Even back when she was in high school, Maura Weis felt compassion for the special-needs kids -- their structured isolation in the classroom, their unstructured isolation in the lunch room.Those memories faded, but the compassion didn't. And it was reawakened almost a decade ago. Hannah's global delays didn't show up until around age 2 1/2. And Maura Weis immediately immersed herself into finding the answers, the causes for the delays. The original diagnosis was autism/pervasive developmental disorder. In the process, Maura Weis still had to keep the household going while her husband was working 90-plus-hour weeks as an NFL assistant football coach.

Many of Maura's friends scattered, treating her daughter as if global delays might be contagious. The same kind of thinking led family members, for the most part, to distance themselves.Suddenly Maura, the woman whose heart bled years ago for the isolated kids in the cafeteria, was isolated herself. Yet she kept pushing forward.When Charlie Weis was the offensive coordinator of the New England Patriots in his last job, Maura used to pass a decrepit building in Providence, R.I., on her drives from the family home in Rhode Island to Gillette Stadium in Foxboro, Mass."It's a creepy, defunct kind of asylum," family friend Brenda Cryan said.

"It's completely abandoned now. I asked Maura one time what the building was, and she told me this is where children like Hannah were put in the '50s and '60s. They didn't live with their families or go to restaurants or walk around in the malls back then."Maura knew it could happen to anybody. She needed to raise awareness. She needed to help more than Hannah." And so this sweet, petite woman started barking at doctors when they shrugged their shoulders. She sought second opinions. She wore out Google, searching.

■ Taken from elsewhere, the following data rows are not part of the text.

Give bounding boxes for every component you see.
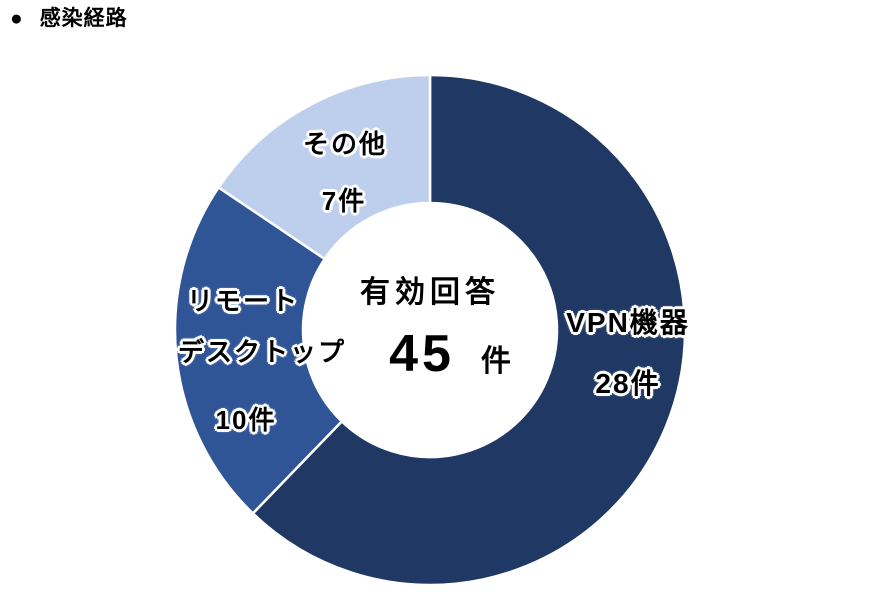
donut-segment-other xyxy=(217,73,432,261)
donut-center-value: 45 xyxy=(389,325,455,383)
donut-center-total: 45 件 xyxy=(389,328,511,380)
segment-label-other: その他 xyxy=(302,129,388,159)
segment-value-remote-desktop: 10件 xyxy=(215,405,277,435)
segment-label-remote-desktop-line2: デスクトップ xyxy=(177,337,347,367)
donut-segment-remote-desktop xyxy=(173,186,344,515)
donut-segment-vpn xyxy=(251,73,687,587)
segment-label-remote-desktop-line1: リモート xyxy=(186,286,300,316)
segment-label-vpn: VPN機器 xyxy=(566,307,690,338)
donut-center-label: 有効回答 xyxy=(360,276,500,309)
page-title: 感染経路 xyxy=(39,7,128,30)
segment-value-other: 7件 xyxy=(321,186,367,216)
segment-value-vpn: 28件 xyxy=(595,368,661,399)
chart-header: ● 感染経路 xyxy=(10,7,128,30)
bullet-icon: ● xyxy=(10,7,23,31)
donut-center-unit: 件 xyxy=(480,345,511,378)
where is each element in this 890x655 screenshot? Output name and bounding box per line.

As it turns out, what the family had suspected for almost a decade as the cause of the global delays -- the measles, mumps and rubella vaccine -- wasn't the cause at all."Hannah, now we've found, has a seizure disorder, and maybe seizures are what caused her all her global delays," Charlie Weis said. "Well then, the issue is, what caused the seizures?"So, I mean, it's a never-ending saga, because each situation is unique. Each person is unique."But the stress on families is universal. And that, in large part, is why Maura Weis is in the process of writing a book. The yet-untitled work is aimed at parents of special-needs children and is due for release in 2008.

"The divorce rate for people with kids with special needs is over 80 percent," Charlie Weis said. "You could see why, because of the extra anxiety in a house when you have a kid with special needs. It's not normal. You make it normal. It's normal for us now. But when you're younger and you're going through this stuff, you're always working to try to find ways to make your kid's life better. You're always doing that. Every day."There isn't a day that goes by that Maura isn't online or reading up on something, whether we're going to another doctor's appointment -- we're always being progressive to try to make Hannah's life as good as it possibly can."And Maura, in turn, makes sure that the answers, makes sure that the hope isn't isolated.

"She could have kept that information (about the seizures) to herself," Bui said, "but she wanted to get it up on our Web site (hannahandfriends.org) right away, so that other parents might see it. And she does things like that every day."We get hundreds of e-mails to our Hannah & Friends account, and they could just sit there. But Maura answers every one. She builds relationships with families. "The answers are all individual, but the message is the same: Thanks for leaving no stone unturned. Thanks for not giving up on your child."